Из Сборника Меньшие братья
Ёжика звали Шуша.
Вообще-то, ёжиков повсеместно зовут Шурами, потому что они вечно в траве шуршат, но в нашей стороне никто не выговаривает букву «р», кроме ворон, а те ревностно следили за этой своей привилегией, и если кого заставали за тренировкой произношения, то дружно осуждали «спортсмена» громким карканьем, а наиболее смелые даже пытались клевать непрошенного конкурента. Попутно чёрные аборигены считали святой обязанностью капать на обидчика крупными белыми каплями, почти несмываемыми с одежды.
Летом жил Шуша под старым дуплистым тополем, помнил его ещё прутиком, потом – стройным деревцем, которое нравилось ему стойкостью к постоянно дующим в тех краях ветрам.
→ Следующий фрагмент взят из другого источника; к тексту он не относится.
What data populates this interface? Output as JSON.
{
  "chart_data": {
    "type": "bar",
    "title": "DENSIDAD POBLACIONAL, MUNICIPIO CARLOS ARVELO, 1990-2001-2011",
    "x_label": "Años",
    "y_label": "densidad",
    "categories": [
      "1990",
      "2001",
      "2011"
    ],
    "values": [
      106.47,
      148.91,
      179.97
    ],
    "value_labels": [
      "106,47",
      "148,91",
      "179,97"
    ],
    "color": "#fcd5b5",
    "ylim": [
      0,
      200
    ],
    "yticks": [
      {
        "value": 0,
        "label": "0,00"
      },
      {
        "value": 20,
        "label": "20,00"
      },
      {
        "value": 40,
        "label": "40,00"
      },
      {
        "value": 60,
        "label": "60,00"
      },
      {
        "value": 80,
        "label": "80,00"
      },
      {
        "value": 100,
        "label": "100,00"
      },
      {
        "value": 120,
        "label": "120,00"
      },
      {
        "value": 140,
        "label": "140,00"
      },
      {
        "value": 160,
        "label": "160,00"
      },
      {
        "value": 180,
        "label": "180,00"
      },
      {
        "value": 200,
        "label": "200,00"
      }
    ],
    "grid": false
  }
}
Обычно звери живут в норах, но Шуша нор не любил, потому что не умел их копать (во-первых, как говорят человеки) и, во-вторых, ёжики легко пролезают в любую норку, но обратно вылезти часто не могут: растопыренные иголки впиваются в земляные стенки и клинят ёжика намертво. Шуша любил кучи хвороста: залезая в них, не надо пятиться назад для выхода, всегда можно двигаться вперёд и вылезти из кучи с другой необычной стороны. В таких завалах Шуша и ночевал, точнее – дневал, так как ночью у ёжиков наступает самая горячая пора деятельности.
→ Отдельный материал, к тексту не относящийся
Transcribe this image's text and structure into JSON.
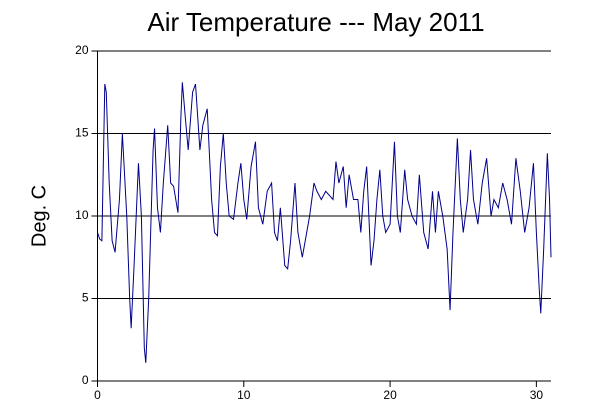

С наступлением холодов Шуша грустнел, и к концу осени впадал в спячку. Накануне он катался по опавшей листве, накалывая её на вставшие дыбом иголки, а потом в этой «шубе» залегал под старой ёлкой. Опавшая её хвоя хорошо защищала его от стылой земли, наколотые листья грели, как одеяло. А свисающие еловые лапы предохраняли ёжиковое убежище от снега и ветра.
Врагов у Шуши не было. Умные вороны, раз наколовшись о его колючки, передавали запрет на ежиную охоту из поколения в поколение. Лисам было достаточно кошек из соседнего санатория. Весной они плодились в огромном количестве, летом отъедались около санаторской столовой и к осени служили лесным хищникам отличной закуской. Се ля ви! С некоторыми кошками, кормившимися около рыбаков мелкой рыбёшкой, Шуша «дружил», точнее – соблюдал нейтралитет.
Так бы и жил Шуша спокойно и без забот, если бы…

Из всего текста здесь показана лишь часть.